Fearing the retribution of the masses, the Najaf province deputy governor and 16 of the 30 members of the US-vetted Najaf provincial council have resigned in protest. The US military has been forced to deploy thousands of troops on the fringes of Sadr City in Baghdad to prepare for major battles with the thousands of Iraqis who have taken up arms among the suburb’s two million residents. Fighting is taking place in Kut, Nasiriya and other Shiite cities.

The British forces occupying southern Iraq are confronting the prospect of a mass uprising in the predominantly Shiite southern cities of Basra and Amara. The deputy governor of Basra province, Hajj Salam Awdeh al-Maliky, called Tuesday for the shutdown of oil exports from the city’s port “in response to the crimes committed against Iraqis by an illegal and unelected government, and occupation forces who claimed they came to liberate Iraq, but it turned out have come to kill Iraqis.”

Workers in the southern Iraqi oil fields have walked out on strike, shutting down operations.

An estimated 1,000 British-recruited police and paramilitary troops in Basra have declared their allegiance to Maliky and hailed his threats to join forces with Sadr.

The main Sunni Muslim religious organization, the Association of Muslim Scholars, has issued a fatwa, or instruction, prohibiting all Sunnis in the interim government’s military and police forces from assisting the US military in the attack on Sadr’s movement. Fighting is once again flaring in the Fallujah area.

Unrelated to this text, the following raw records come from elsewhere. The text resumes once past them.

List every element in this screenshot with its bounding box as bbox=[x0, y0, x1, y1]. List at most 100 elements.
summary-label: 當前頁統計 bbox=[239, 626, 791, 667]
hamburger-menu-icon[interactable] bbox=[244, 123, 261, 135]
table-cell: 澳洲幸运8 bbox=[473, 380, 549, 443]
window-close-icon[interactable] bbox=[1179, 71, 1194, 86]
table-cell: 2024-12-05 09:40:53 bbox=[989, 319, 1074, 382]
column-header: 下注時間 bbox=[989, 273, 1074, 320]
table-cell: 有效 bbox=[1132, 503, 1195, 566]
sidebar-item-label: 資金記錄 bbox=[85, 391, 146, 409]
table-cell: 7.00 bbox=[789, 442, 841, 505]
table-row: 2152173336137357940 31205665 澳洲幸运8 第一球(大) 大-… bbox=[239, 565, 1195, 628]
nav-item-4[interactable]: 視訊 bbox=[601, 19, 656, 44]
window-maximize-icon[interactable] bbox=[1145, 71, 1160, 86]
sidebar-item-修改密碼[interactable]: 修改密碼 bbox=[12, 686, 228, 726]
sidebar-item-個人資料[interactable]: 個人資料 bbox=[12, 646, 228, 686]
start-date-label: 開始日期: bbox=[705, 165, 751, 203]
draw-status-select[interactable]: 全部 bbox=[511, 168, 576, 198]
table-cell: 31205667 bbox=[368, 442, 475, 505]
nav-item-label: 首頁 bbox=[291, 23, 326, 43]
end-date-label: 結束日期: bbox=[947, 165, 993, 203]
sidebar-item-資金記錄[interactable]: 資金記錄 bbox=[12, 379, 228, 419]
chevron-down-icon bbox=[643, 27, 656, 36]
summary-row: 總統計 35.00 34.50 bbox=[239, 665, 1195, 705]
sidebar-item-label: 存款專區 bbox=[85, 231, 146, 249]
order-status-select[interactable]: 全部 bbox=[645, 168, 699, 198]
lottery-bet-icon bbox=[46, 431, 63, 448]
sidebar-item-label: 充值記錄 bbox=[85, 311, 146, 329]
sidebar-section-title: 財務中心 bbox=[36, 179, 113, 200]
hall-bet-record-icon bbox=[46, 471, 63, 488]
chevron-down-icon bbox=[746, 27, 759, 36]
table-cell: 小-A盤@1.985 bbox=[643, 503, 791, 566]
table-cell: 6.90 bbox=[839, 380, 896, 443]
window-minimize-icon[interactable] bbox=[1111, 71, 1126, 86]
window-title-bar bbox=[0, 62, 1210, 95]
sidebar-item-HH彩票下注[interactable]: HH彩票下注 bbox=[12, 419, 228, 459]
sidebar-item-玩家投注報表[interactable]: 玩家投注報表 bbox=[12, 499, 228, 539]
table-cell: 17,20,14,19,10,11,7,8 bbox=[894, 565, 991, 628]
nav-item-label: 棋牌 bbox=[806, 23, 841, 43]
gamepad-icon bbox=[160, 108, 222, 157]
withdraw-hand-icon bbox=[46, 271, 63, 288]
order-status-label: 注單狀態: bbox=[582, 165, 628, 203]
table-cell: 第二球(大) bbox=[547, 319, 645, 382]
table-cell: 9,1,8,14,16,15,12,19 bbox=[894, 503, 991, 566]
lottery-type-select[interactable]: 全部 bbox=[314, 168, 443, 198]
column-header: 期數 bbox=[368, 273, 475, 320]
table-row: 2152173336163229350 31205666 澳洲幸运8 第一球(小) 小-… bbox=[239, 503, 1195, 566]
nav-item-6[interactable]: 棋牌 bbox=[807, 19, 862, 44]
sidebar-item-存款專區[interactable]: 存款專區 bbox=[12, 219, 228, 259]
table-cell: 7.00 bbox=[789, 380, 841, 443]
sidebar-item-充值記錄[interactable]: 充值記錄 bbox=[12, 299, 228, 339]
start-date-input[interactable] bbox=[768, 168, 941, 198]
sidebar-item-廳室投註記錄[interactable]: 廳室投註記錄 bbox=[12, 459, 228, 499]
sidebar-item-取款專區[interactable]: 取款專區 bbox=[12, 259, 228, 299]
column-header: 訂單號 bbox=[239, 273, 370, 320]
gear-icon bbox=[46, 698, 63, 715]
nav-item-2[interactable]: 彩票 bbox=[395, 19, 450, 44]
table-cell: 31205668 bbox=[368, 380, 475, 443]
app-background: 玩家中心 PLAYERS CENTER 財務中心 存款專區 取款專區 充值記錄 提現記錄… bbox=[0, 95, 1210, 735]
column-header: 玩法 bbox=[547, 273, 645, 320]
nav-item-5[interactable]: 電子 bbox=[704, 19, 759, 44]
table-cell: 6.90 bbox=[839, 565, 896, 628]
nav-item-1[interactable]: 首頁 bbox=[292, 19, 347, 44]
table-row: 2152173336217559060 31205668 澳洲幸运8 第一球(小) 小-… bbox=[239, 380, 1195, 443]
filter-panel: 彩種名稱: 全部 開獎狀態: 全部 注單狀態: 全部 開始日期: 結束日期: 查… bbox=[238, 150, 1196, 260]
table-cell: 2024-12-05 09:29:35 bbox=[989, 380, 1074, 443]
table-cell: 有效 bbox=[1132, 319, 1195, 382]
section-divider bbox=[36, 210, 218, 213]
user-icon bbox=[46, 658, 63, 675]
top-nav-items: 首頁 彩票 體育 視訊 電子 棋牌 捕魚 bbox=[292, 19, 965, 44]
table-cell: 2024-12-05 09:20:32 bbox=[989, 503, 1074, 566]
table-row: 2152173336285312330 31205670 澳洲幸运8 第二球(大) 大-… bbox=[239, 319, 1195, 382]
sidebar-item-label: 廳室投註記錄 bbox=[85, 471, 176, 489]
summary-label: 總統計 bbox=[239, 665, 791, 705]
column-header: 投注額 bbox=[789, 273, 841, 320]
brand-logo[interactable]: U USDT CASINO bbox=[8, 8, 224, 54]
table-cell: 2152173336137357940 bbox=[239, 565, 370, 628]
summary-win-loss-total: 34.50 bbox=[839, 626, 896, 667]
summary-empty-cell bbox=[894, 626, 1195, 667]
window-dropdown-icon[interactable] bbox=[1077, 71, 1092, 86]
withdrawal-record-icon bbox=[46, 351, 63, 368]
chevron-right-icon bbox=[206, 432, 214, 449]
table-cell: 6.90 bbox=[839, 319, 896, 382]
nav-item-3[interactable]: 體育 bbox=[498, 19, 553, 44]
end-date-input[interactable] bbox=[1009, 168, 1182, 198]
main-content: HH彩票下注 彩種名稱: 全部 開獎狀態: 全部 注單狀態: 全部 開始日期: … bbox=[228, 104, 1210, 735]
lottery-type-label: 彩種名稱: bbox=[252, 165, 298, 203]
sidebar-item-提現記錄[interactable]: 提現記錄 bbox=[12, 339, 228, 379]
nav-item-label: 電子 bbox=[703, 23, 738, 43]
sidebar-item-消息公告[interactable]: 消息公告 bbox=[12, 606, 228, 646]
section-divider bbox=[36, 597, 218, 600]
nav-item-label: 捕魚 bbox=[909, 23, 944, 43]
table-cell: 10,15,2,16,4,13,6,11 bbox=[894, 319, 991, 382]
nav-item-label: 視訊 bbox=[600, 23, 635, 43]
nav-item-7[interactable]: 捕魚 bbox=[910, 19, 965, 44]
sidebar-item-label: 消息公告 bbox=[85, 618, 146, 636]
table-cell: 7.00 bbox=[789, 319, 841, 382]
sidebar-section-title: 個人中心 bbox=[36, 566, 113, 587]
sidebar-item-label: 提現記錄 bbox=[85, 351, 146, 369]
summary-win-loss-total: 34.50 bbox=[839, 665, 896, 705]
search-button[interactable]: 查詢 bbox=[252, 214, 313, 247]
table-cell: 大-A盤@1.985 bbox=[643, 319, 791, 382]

Across the Middle East and beyond, the US occupation of Iraq is inflaming the masses and intensifying their outrage over the venality and impotency of their own bourgeois governments. The popular sentiment in Iran—the most populous Shiite Muslim nation—for an open struggle against the US is such that the country’s theocracy has been compelled to issue threats of intervention. A question mark hovers over the survival of some of the key regimes upon which US imperialist interests in the region depend: in particular, those of Hosni Mubarak in Egypt, the Hashemite monarchy in Jordan, the Saudi royal family, and the Pakistani military dictatorship of Pervez Musharraf.

Above all, US imperialism is on a collision course with the American working class. While the criminality of the occupation of Iraq may be excluded from official discourse, it is sowing increasing discontent and revulsion among tens of millions of Americans.

Against the attempts of the Democrats and the media to drown out the mass opposition to the crimes being committed in the name of the American people, the demand must be raised for the immediate withdrawal of all US and allied forces, the payment of reparations for the immense suffering inflicted on the Iraqi people, and the prosecution of the organizers, planners and propagators of the invasion of Iraq for war crimes.